A Guide to Aromatherapy Vaporization

Aromatherapy is the use of aromatic plant extracts and essential oils. Vaporizers allow users to inhale essential oils directly to provide immediate benefits of their respective plant extract.

It was the French perfumer and chemist, Rene-Maurice Gattefosse, who coined the term “aromatherapie” in 1937 with his publication of a book by the same name. His book “Gattefosse’s Aromatherapy” contains early clinical findings for utilizing essential oils for a range of physiological ailments. It seems vital to understand what Gattefosse’s intention for coining the word was, as he clearly meant to distinguish the medicinal application of essential oils from their perfumery applications.

There are a variety of options when it comes to oil vaporization and typically a desktop vaporizer was the standard method of consumption. But desktop vaporizers disperse the product across an entire room limiting their benefits. 

Dr. Dabber's lineup of portable vaporizer pens unlocks the practice of using the natural oils extracted from flowers, bark, stems, leaves, roots or other parts of a plant to enhance psychological and physical well-being.

The inhaled aroma from these "essential" oils is widely believed to stimulate brain function and can promote whole-body healing.

There are a wide number of essential oils available, each with its own healing properties.

* Chamomile is a very safe herb to vaporize, even for children and pregnant women.
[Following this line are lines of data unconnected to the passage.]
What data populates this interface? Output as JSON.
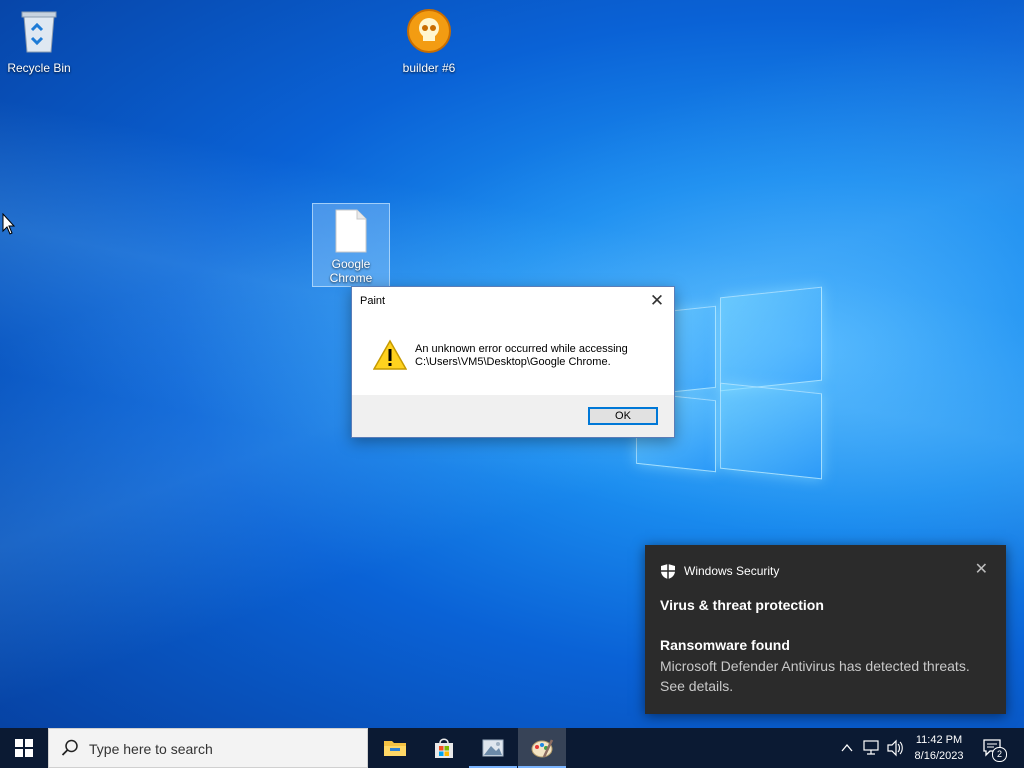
{
  "desktop": {
    "icons": [
      {
        "label": "Recycle Bin",
        "icon": "recycle-bin-icon"
      },
      {
        "label": "builder #6",
        "icon": "skull-icon"
      },
      {
        "label": "Google Chrome",
        "icon": "blank-file-icon"
      }
    ]
  },
  "dialog": {
    "title": "Paint",
    "message_line1": "An unknown error occurred while accessing",
    "message_line2": "C:\\Users\\VM5\\Desktop\\Google Chrome.",
    "ok_label": "OK",
    "close_glyph": "✕"
  },
  "toast": {
    "app_name": "Windows Security",
    "heading": "Virus & threat protection",
    "subheading": "Ransomware found",
    "body": "Microsoft Defender Antivirus has detected threats.  See details.",
    "close_glyph": "✕"
  },
  "taskbar": {
    "search_placeholder": "Type here to search",
    "apps": [
      "file-explorer-icon",
      "microsoft-store-icon",
      "image-viewer-icon",
      "paint-icon"
    ],
    "clock": {
      "time": "11:42 PM",
      "date": "8/16/2023"
    },
    "notification_count": "2"
  },
  "colors": {
    "accent": "#0078d7",
    "taskbar": "#0b1a33",
    "toast_bg": "#2b2b2b"
  }
}
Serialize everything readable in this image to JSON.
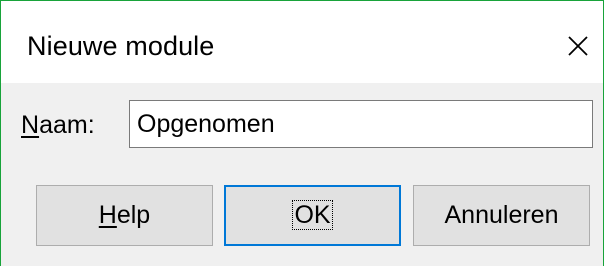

We’ve all heard of the calming effects of chamomile tea. Vaporizing chamomile helps calm anxiety and is a natural, healthy sleep aid.

* Cinnamon is a good choice for increasing energy and focus. It has also been shown to improve peoples' moods.

* Lavender is good when you want to calm down after a stressful day, relax, and prepare for sleep.

* Peppermint is good if you need more energy. It has an energizing, refreshing impact, and can improve your ability to concentrate and think clearly.

* Sandalwood is known for reducing stress, decreasing anxiety, and even acting as an antidepressant.

* Basil has been shown to help with gas and acid re flux. It also has relaxing qualities. Pregnant women are cautioned not to use too much of it because it could cause premature contractions.

* Eucalyptus is an effective antibacterial plant with vapors that are gentle enough for children and pregnant women. Its vapors can help people with colds, flues, and lung infections. This plant also releases anti-microbial elements into the air that reduce the growth of certain bacteria, which help speed healing.

* Ginger can help nasal congestion and painful sinus pressure. It also aids digestion and stomach distress.

* Lavender (yes-lavender again!), in addition to its calming effect, has an antibacterial effect when vaporized. It is important to use organic lavender that has not been treated with pesticide or herbicides that could be absorbed in the vaporizing process.